David James

 

San Francisco-born, Oakland-raised, and currently a San Francisco resident, David James may not seem to have traveled very far, but his journey has taken him from rock, rhythm, and noise to art song, Afrobeat, and live Hip-Hop  his musical curiosity always alongside. 

 

David grew up enjoying music in school, but when a family friend gave a nylon-string guitar to DJ and his sister, well, he was sprung!!

After plucking all but one of the strings from the instrument, David began to learn bass lines from popular songs at the time – on one string. 

 

After a few years of self-teaching as well as searching, David met Larry Thrasher, a transplant from Kentucky whose songwriting and general inquisitiveness inspired David to explore his own creativity through sound, and they formed the rock band Balance of Power, then the let's-make-sounds-using-everything-we-can duo, Thrasher and Jam.  Answering a classified ad in a local music mag, the duo met Kim Cascone, who was looking to form an improvisational noise group, and, with two others, they did just that: Thessalonians.  That group, which played SF venues such as 455 10th St, the old ATA gallery, and the Farm, recorded and released an LP, a couple of cassettes, and contributed tracks to a number of compilations.  Upon its dissolution, and Thrasher and James went on to form the Bubbles, which became Yes No Maybe, a band which released two EPs with David.  During this period David began to write.

 

David joined a reformed Thessalonians to record the album Soulcraft, which was released on Cascone and Thrasher's Silent Records.

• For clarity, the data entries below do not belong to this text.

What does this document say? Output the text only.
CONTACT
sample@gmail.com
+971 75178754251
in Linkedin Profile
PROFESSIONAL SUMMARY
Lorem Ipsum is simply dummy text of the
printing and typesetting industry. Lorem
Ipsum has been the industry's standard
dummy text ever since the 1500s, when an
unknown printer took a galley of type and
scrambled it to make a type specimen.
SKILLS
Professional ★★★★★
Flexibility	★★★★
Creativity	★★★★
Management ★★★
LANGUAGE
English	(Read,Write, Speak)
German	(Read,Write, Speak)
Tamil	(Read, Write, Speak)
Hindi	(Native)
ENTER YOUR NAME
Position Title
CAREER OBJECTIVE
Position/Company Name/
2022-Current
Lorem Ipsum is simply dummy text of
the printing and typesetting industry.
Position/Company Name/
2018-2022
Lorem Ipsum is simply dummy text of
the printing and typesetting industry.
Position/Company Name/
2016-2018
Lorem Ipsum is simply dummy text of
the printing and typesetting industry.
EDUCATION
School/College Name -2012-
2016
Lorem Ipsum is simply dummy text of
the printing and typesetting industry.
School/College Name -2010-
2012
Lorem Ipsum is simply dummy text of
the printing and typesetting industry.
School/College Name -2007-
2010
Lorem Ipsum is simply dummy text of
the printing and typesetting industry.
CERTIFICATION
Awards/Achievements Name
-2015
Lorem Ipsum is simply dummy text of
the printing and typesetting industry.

Whack and Dangle, the punk-folk squad which included Thrasher and Rosemary Black, followed, then Function of X, which heard David's first attempts at singing.

 

Joining Spearhead (later Michael Franti and Spearhead), just before their first album Home was finished, David added guitar to the single "Hole in the Bucket" and played guitar and bass on "100,000 Miles" before spending most of the following four years touring and recording with that group, playing guitar on the band's second album, Chocalate Supa Highway, crisscrossing the United States, and playing many festivals in the US and Europe.  As a result of Franti's production, David's guitar was also recorded with Zap Mama, Stephen Marley, and Mutabaruka, as well as for various soundtrack and television projects.  During some of the "down time" from touring, David began working with his friend (and original Spearhead bassist) Keith McArthur on recording his own music, which was turning out to be an old-school Soul music-influenced set of songs.

 

After leaving Spearhead to cultivate his own creativity, DJ began writing in earnest, and formed the trio Black Inc. (later Invisible Inc.) with Keith McArthur and drummer Eric Garland.  Some of the songs from this period remain in David's repertoire to this day.

 

 Joining the touring band for the Coup in support of their Steal This Album release, David recorded guitar for the follow-up, the critically acclaimed and controversial Party Music, as well as their next album, Pick a Bigger Weapon.  

 

During this period, David began his association with Beth Custer, the composer/clarinetist/singer whose experimental writing for film, dance and theater–in addition to her more accessible songs–would offer David a chance to pull from all of the various strands of his musical experience to begin to hone a style, one that includes melodicism and noise, rhythm, and shards of soul. 

 

 In 2003, David joined Sila and the Afrofunk Experience, playing a high-energy mix of various popular styles of African music (Afrobeat, Soukous, High Life) and funky originals.  Their two albums both include music by David James, including the title track of Black President, winner of the 2009 NAACP Image award for Outstanding World Music Album.

 

In 2008, David formed GPS, an almost-all-instrumental band featuring members of the Beth Custer Ensemble, as well as other Bay Area luminaries (Lisa Mezzacappa, Dina Maccabee, Alan Williams), playing DJ's compositions.

 

In 2010, the Afrofunk Experience re-emerged with three new singers, one of whom is David James.

 

Additionally, there's Curtis Bumpy, the "soul B-side" cover band with Omega Rae, David Agretelis, Keith McArthur, and others.